Die Deutsche Angela Merkel und der Brite David
Cameron mögen sich damit trösten, dass ein europäischer
Kommissionspräsident so wichtig nun auch wieder nicht ist. Nicht so
bedeutend wie ein Kanzler oder ein Präsident und keinesfalls so
legitimiert; nämlich gerade nicht durchs Volk gewählt, sondern von
den nationalen Regierungschefs bestimmt und später dann vom
Europäischen Parlament bestätigt. Die Statik im Haus Europa wird
jedenfalls nicht verändert, einen „Putsch“ der Euro-Parlamentarier
haben die Regierungschefs, Merkel an der Spitze, verhindert. Richtig
wichtig im Tagesgeschäft sind die Fachkommissare (für Energie etc.),
denen Jean-Claude Juncker kaum hineinreden kann – der
Kommissionspräsident hat, anders als ein deutscher Kanzler, keine
Richtlinienkompetenz. Die an und für sich gar nicht so wichtige
Kommissions-Personalie konnte überhaupt nur wichtig werden, weil sie
aufgeladen wurde mit anderen politischen Zielen – wie dem Machtkampf
mit den Briten. Den hat Cameron in Brüssel zwar grandios verloren,
daheim in London, in der innerparteilichen Auseinandersetzung mit den
Tories und den Anti-Europäern von der Ukip, aber eher gewonnen.
Weit wichtiger als die Entscheidung für Juncker ist die
europäische Beitritts-Perspektive für die Ukraine, Georgien und
Moldau. Sie ist eine krachende Niederlage für Putin, eine von
historischer Dimension. Das westliche Demokratie-, Toleranz- und
Wohlstandsmodell ist einem nationalistischen,
fortschrittsfeindlichen, neo-imperialen Staat bei Weitem überlegen.

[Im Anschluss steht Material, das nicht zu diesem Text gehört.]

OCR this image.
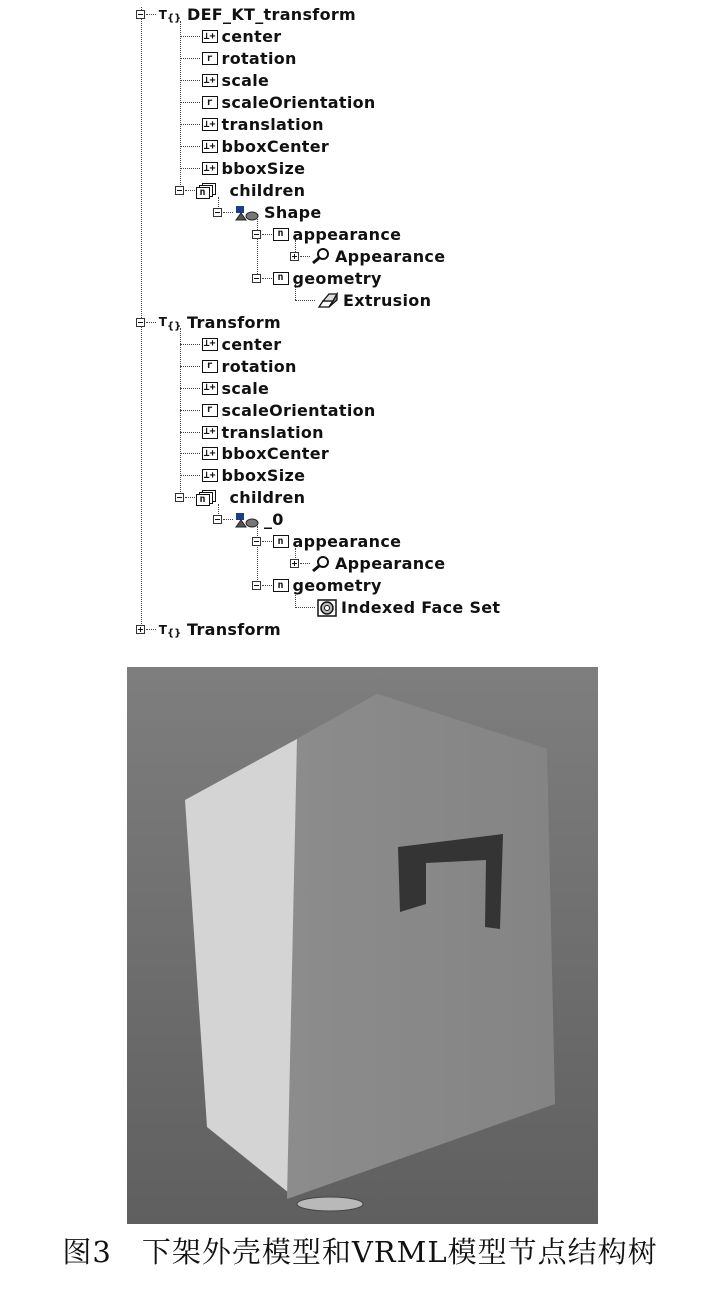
T {} DEF_KT_transform
⊥+ center
r rotation
⊥+ scale
r scaleOrientation
⊥+ translation
⊥+ bboxCenter
⊥+ bboxSize
n children
Shape
n appearance
Appearance
n geometry
Extrusion
T {} Transform
⊥+ center
r rotation
⊥+ scale
r scaleOrientation
⊥+ translation
⊥+ bboxCenter
⊥+ bboxSize
n children
_0
n appearance
Appearance
n geometry
Indexed Face Set
T {} Transform
图3　下架外壳模型和VRML模型节点结构树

Die Ex-Sowjet-Satelliten ziehen den goldenen Westen dem rostigen
Osten vor. Sie wollen Fremdbestimmung durch Selbstbestimmung
ersetzen, im Kern Unfreiheit durch Freiheit.

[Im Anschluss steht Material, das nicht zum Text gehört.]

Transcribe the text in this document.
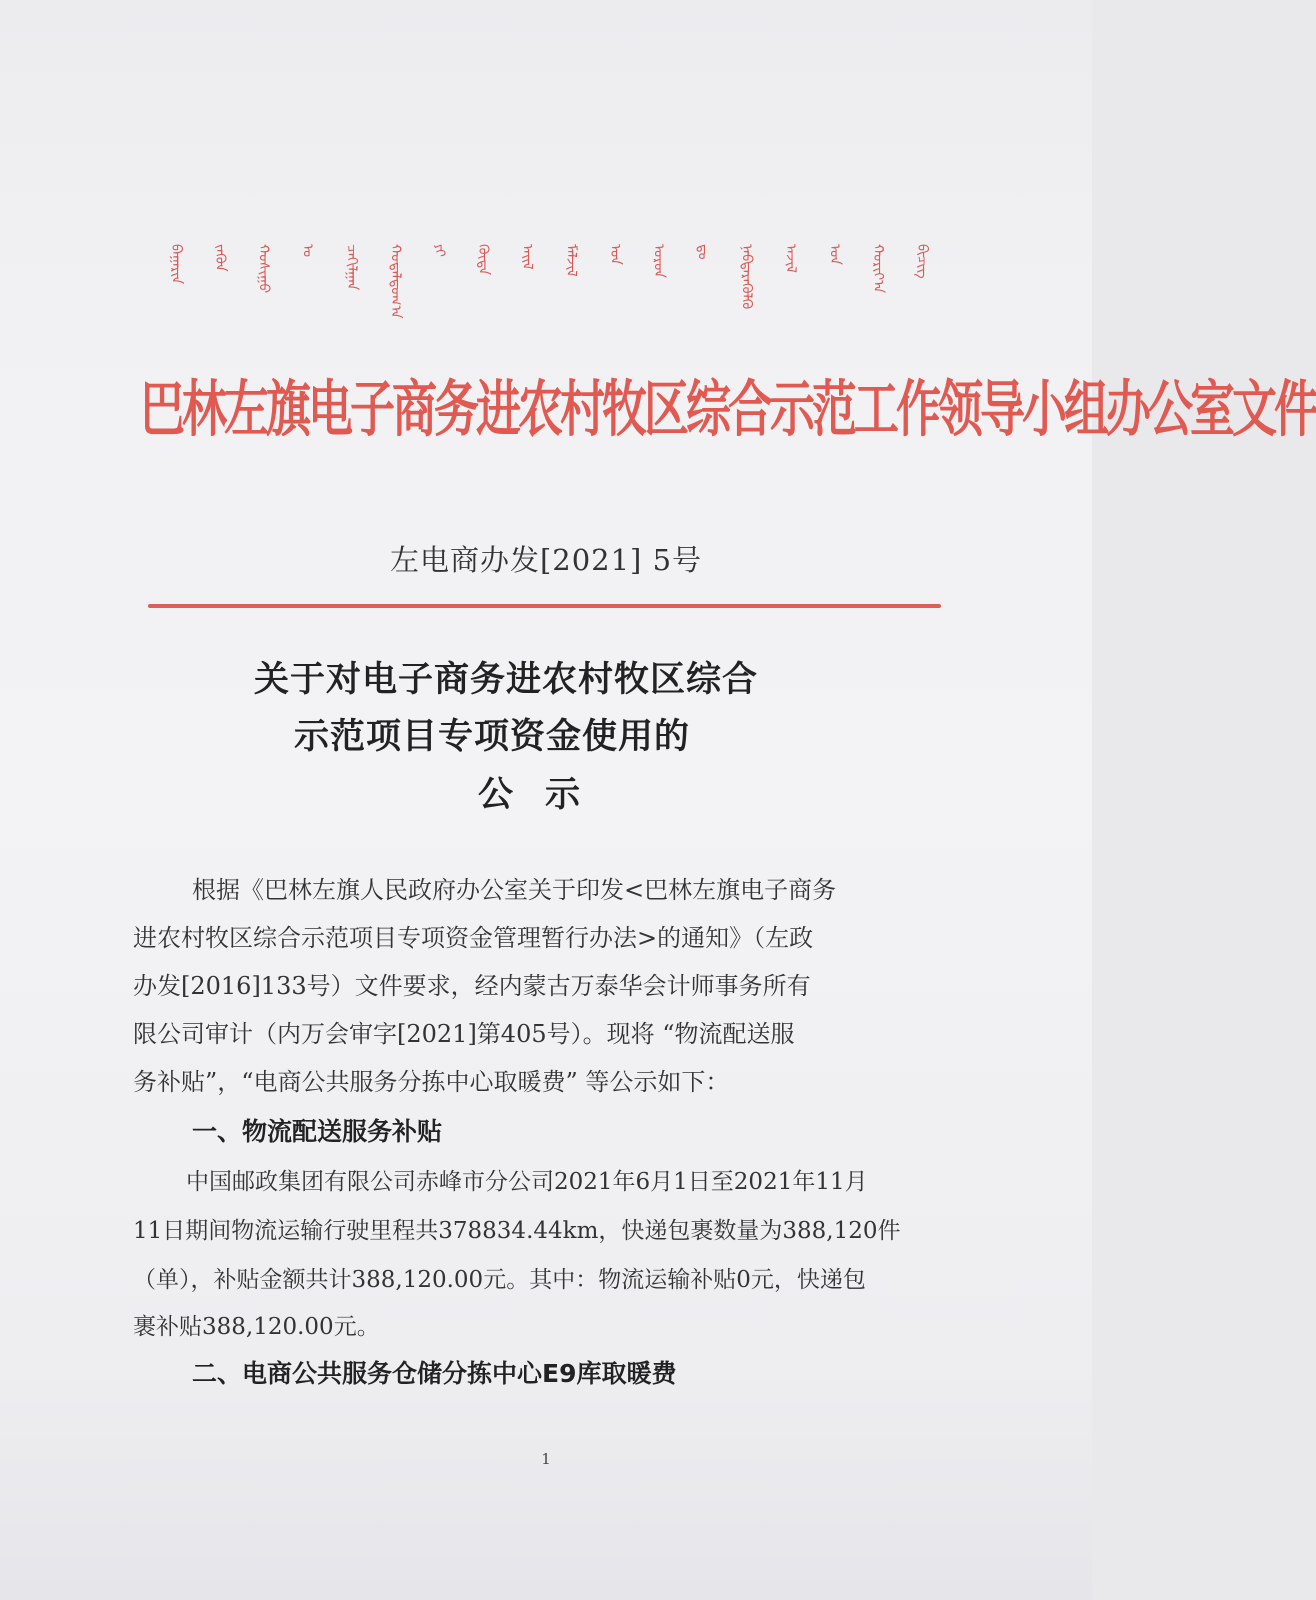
ᠪᠠᠭᠠᠷᠢᠨ ᠵᠡᠭᠦᠨ ᠬᠣᠰᠢᠭᠤ ᠤ ᠴᠠᠬᠢᠯᠭᠠᠨ ᠬᠤᠳᠠᠯᠳᠤᠭ᠎ᠠ ᠶᠢ ᠬᠥᠳᠡ ᠠᠢᠯ ᠮᠠᠯᠵᠢᠯ ᠤᠨ ᠣᠷᠣᠨ ᠳᠤ ᠨᠡᠪᠳᠡᠷᠡᠭᠦᠯᠬᠦ ᠠᠵᠢᠯ ᠤᠨ ᠬᠣᠷᠢᠶ᠎ᠠ ᠪᠢᠴᠢᠭ
巴林左旗电子商务进农村牧区综合示范工作领导小组办公室文件
左电商办发[2021] 5号
关于对电子商务进农村牧区综合
示范项目专项资金使用的
公示
根据《巴林左旗人民政府办公室关于印发<巴林左旗电子商务
进农村牧区综合示范项目专项资金管理暂行办法>的通知》（左政
办发[2016]133号）文件要求，经内蒙古万泰华会计师事务所有
限公司审计（内万会审字[2021]第405号）。现将 “物流配送服
务补贴”，“电商公共服务分拣中心取暖费” 等公示如下：
一、物流配送服务补贴
中国邮政集团有限公司赤峰市分公司2021年6月1日至2021年11月
11日期间物流运输行驶里程共378834.44km，快递包裹数量为388,120件
（单），补贴金额共计388,120.00元。其中：物流运输补贴0元，快递包
裹补贴388,120.00元。
二、电商公共服务仓储分拣中心E9库取暖费
1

Natürlich bedeutet das eine zusätzliche Belastung Europas, aber
entscheidend ist der Aufstiegs- und Emanzipationswille der
Beitrittskandidaten. Für sie wird es nun noch ein sehr weiter Weg.
Ihr Votum aber heißt: Der Nationalstaat alter Prägung ist für sie
erledigt. Er liegt auf dem Haufen einer unrühmlichen Geschichte.